Python Jumpstart by Building 10 Apps Transcripts
Chapter: App 8: File Searcher App
Lecture: Improved search results
0:00 So it's time to improve the results that come out of here, remember, we are just passing the actual lines of a bunch of files,
0:07 we don't really even know which ones those are, we just start with the folder that have some kind of match,
0:12 so we want to bundle some information together about these matches, now we could use classes and those are very powerful,
0:18 but really we just need things like what's the line number, what's the text, what's the file name and so on.
0:24 So it turns out named tuples are perfect, so again, we'll just use our collections of a SearchResult = we want to use our collections.namedtuple()
0:35 and then the first thing is the type name the second argument are basically the fields so it will be file, file line and text,
0:46 let's say those are the three things that we are going to return there. Now let's change this, so not just append a line but actually make results,
0:55 so we'll say m for match it's going to be a SearchResults() and in here what are we going to add,
1:02 we want to say line = line I think I called it and file = filename and the text = ... actually, text = line, that's the line of text
1:15 and I need the line number here, so we have to compute this ourselves so way we are doing it but that's ok,
1:25 ok, so now we are going to append that and let's just run it again, remember, these named tuples have decent output, ok,
1:32 we are going to search our books again, and we are going to search for the word friends,
1:37 and here are a bunch of matches that have way more information, so you can see we have the file is the Ulysses book
1:44 and these are the lines and we also have Tales of Two Cities and The Doll House, they all talk about friends.
1:50 Ok, that works, but let's do a little bit nicer output so we can read it here,
1:53 let's go at the top where we are doing this print and for a little bit let's go ok, stop this, what we are going to do is we are going to say print()
2:01 and we'll do something like this, there is a match ok so we'll say match then we'll print out the file, the line and the actual match text,
2:10 let's run it again. Same folder, this time let's search for happiness.

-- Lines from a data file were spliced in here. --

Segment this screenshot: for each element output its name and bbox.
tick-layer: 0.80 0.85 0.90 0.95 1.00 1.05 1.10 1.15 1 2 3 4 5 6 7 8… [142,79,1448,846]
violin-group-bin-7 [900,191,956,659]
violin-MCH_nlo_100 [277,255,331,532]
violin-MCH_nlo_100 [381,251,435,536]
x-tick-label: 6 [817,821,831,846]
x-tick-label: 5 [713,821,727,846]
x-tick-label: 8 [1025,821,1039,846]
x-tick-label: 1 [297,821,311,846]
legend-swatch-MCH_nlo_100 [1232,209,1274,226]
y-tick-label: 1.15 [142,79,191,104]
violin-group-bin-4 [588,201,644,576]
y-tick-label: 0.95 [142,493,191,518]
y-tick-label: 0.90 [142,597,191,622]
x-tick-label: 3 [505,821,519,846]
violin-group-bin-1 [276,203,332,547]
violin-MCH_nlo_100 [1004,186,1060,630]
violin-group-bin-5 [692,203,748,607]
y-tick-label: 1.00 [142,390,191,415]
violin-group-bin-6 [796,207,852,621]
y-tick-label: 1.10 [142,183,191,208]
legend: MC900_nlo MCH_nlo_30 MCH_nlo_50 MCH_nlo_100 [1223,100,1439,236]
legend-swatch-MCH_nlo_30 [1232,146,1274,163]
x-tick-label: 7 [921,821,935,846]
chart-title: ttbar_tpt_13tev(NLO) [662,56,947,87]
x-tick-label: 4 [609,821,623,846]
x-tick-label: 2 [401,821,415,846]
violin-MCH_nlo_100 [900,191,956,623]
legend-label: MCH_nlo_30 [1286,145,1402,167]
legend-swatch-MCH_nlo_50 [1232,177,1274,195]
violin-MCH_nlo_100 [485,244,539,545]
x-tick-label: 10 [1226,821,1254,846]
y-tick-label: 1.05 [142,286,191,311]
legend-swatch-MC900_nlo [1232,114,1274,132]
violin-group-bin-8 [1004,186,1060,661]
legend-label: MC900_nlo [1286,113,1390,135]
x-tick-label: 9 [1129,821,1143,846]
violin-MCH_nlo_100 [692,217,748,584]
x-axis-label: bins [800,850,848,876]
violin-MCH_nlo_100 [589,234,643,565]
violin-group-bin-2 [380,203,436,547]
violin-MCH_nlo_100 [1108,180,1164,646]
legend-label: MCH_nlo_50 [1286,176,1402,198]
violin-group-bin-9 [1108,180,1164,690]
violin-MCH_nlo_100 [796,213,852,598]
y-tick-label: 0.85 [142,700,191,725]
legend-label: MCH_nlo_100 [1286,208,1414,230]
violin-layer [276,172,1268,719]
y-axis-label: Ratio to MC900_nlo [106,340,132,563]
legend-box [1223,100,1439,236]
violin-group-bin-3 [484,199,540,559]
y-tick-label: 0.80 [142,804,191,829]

All right, so we have some matches,
2:19 it turns out in Ulysses on line 20899 rule of happiness of the better land- yes, this is a much nicer output.
2:28 Now, something is funny like there is two lines here, and yet we are only doing like one print on this which is kind of unusual what is going on,
2:38 remember, when we read an individual line from the files they actually have the new line on there so that new line is appearing here
2:45 and I'd rather take more control over the text rather than assume that that's always going to be there so let's just say strip(),
2:51 now it could do an rstrip() just to get the stuff off the end or maybe
2:55 if there is white space you want to pull it to the font, anyway so let's do it this way. Great, it looks like our searching is working perfectly.
3:08 Now remember, we are giving it this folder and it turns out we are searching these files
3:12 but we are not searching Dracula or Adventure of Sherlock Holmes, or anything like that, let's just prove that,
3:20 we come over here and say I want to search for Holmes, well, Ulysses apparently has some place that talks about Sherlock Holmes
3:29 but we are not getting into that subdirectory. And this is to be expected because we said if it's a directory ignore it,
3:36 there is a variety of ways in which we could solve this problem but it turns out the most natural way to solve these hierarchical problems are
3:44 to use something called recursion, so let's take a moment and go look at this concept and then we'll come back and apply ti to our application.